Di quell’infanzia parlavo

Al mio post del 17 giugno, ricevo un messaggio di critica piccata, con tanto di link a un articolo di qualche anno fa in cui si diceva quanto, anche nel caso degli Usa, a distruggere l’economia, sperperare le risorse della nazione e lasciare una situazione difficile per le generazioni successive, fossero stati i nati fra il ’45 e il ’64, mentre la mia fosse solo trita retorica da «boomer» pronto a dare del “bamboccione” a chiunque sia arrivato più tardi al mondo e abbia avuto meno possibilità di lui. Ora, a parte che sono nato ben dopo la “congiuntura” e anche persino dello “shock petrolifero”, altro che boom, io non intendevo affatto dare dell’infantile viziato a qualcuno, men che meno a chi, da anni, si barcamena per far quadrare i propri conti. Dicevo solamente che, quell’accusa di aver egoisticamente mangiato tutto, per riprendere le parole del film da cui partivo, lanciata dalla mia generazione alle precedenti, è alquanto ingenerosa, visto che, essendo di quelli i figli, se hanno mangiato, noi eravamo a tavola con loro.

Poi, però, ho fatto un’ulteriore riflessione. Se alcuni della mia generazione la pensano più come la Cortellesi nella pellicola che come me, non è tanto e solo per storia, ma pure, se non particolarmente, per geografia. Mi ha aiutato in questo il messaggio di un amico, nato grosso modo quando sono nato io, e che ricordava sua «nonna vedova, con figlia piccola, che fatica a trovare casa a Milano, perche “non affittiamo ai terroni”», chiedendosi infine: «ha vissuto così bene mia madre?». Già, e c’è di più. C’è quello che scriveva Domenico Rea in un articolo sul Corriere della Sera del 2 marzo 1957 (ripreso nel numero di venerdì corso nella meritoria rubrica d’archivio del magazine 7 della testata milanese). Ricordando una sua precedente visita a Matera, nel ’52, lo scrittore e giornalista napoletano raccontava: «Stavo appunto visitando una misera stanza dove vivevano in dodici persone quando fui afferrato da una vecchia che disse: “La casa della comare è una reggia in confronto alla mia. Di che si lamenta? Ha dieci figli, dieci lupi che la proteggono. Venite a vedere la mia”. Dovetti seguirla e giunto alla sua casa mi fece entrare in una grotta a forma di parallelepipedo, che il tetto non si scorgeva e finiva in un buio indefinito. Poteva essere lunga tre metri, larga, forse, due, alta, dico a caso, per darvi un’idea, trenta metri. C’era dentro la figlia, seduta. Un bambino come un verme le stava ai piedi. Un altro, in grembo. Quello ai suoi piedi aveva un gestire e i lenti movimenti di un bruco ancora spoglio, come i vermicini che escono dai frutti marci. L’altro giocava con la mammella avvizzita della madre. E quella donna aveva vent’anni, non quaranta come io avevo stimato dalla prima occhiata. Aveva la faccia di una castagna secca e le due orecchie erano due bucce pendule. Guardava incantata me e la madre». 1952; figli del boom anche quei bambini.

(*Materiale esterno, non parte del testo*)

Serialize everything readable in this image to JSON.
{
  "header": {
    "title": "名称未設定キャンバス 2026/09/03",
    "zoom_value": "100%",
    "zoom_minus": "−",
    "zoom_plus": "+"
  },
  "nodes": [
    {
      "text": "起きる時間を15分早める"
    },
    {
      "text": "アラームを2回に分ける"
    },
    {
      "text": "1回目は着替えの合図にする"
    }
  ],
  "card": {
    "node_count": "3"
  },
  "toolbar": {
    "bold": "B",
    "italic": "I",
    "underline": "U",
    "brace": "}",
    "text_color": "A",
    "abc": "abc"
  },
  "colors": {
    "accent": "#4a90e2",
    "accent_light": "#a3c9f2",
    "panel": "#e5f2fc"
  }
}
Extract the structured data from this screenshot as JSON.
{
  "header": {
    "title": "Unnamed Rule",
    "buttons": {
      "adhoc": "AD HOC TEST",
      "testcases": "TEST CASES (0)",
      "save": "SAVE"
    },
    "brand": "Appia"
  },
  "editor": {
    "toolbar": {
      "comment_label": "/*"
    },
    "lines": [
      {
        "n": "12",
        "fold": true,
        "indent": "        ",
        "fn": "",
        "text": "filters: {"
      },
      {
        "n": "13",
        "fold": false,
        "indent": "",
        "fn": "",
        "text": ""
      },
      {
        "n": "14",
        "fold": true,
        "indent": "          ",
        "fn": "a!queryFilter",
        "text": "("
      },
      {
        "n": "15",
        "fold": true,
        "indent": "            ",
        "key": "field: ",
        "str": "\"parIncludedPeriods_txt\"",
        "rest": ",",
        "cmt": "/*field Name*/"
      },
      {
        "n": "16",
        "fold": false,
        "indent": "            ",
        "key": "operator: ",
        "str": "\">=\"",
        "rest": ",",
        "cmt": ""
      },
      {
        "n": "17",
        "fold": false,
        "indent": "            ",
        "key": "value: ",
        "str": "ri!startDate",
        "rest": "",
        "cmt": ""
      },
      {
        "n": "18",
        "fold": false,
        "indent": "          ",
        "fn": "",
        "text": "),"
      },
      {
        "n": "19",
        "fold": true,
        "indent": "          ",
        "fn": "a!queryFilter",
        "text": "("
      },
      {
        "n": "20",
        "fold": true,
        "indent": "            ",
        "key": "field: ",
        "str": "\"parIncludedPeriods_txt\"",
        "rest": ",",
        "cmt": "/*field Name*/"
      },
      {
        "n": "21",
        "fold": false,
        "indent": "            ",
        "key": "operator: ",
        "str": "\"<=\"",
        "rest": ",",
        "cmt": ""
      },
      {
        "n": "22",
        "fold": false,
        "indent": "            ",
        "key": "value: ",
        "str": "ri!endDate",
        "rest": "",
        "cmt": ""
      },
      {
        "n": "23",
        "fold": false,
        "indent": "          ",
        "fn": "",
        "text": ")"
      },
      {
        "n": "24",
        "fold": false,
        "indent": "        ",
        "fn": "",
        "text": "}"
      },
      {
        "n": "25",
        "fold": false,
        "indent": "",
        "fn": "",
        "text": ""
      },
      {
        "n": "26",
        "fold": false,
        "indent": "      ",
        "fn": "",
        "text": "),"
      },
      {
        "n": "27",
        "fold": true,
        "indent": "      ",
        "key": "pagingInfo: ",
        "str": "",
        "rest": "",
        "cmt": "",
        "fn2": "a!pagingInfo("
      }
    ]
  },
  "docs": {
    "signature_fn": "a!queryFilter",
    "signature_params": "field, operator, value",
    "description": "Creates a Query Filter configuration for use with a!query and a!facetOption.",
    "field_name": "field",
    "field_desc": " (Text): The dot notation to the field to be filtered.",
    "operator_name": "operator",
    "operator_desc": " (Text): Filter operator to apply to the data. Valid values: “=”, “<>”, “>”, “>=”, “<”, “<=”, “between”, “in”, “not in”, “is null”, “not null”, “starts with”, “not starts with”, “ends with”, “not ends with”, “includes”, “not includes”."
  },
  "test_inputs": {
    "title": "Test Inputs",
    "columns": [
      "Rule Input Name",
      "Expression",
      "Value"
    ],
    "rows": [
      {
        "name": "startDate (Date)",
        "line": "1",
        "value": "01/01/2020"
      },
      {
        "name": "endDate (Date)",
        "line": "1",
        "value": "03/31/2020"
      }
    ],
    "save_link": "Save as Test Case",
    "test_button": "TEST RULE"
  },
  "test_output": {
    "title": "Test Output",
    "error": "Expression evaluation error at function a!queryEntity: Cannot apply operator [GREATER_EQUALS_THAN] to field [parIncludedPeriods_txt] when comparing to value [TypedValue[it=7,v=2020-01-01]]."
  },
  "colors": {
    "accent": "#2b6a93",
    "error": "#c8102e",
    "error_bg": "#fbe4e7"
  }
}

Figli del boom i pargoli dagli emigranti in Svizzera, nascosti in casa senza poter mai uscire e costretti al silenzio, o separati per mesi dai genitori, perché le autorità elvetiche non volevano i bambini dei lavoratori italiani per non dover un giorno fare i conti con eventuali richieste di cittadinanza. Figli del boom i tanti bimbi calabresi, siciliani o napoletani che vedevano il disprezzo negli occhi dei genitori dei loro coetanei e persino in quelli dei loro insegnanti, mentre con le loro famiglie condividevano spazi bui e umidi di scantinati e soffitte nelle metropoli del nord Italia che si aprivano alla modernità. Figli del boom quelli che andavano a far la spesa con il libretto dei debiti, che non avevano il bagno in casa e l’acqua corrente, figuriamoci quella calda, che portavano vestiti sempre troppo leggeri, scarpe mai adeguate, che mangiavano poco e ogni volta lo stesso pane e quasi nulla più, e che sento vivere ancora nei ricordi dei miei genitori e dei loro amici.

È a quell’infanzia che pensavo, quando scrivevo di non esser «per nulla convinto che la vita delle generazioni che hanno preceduto la mia sia stata davvero così tanto più confortevole della nostra», soprattutto quando una simile tesi non fa i conti con le differenze che all’interno di un Paese o, ancor di più, fra le persone nate in uno stesso periodo, possono esserci, e sapendo cosa è stato esser bambini, per i nati dove sono nato io un trentennio prima.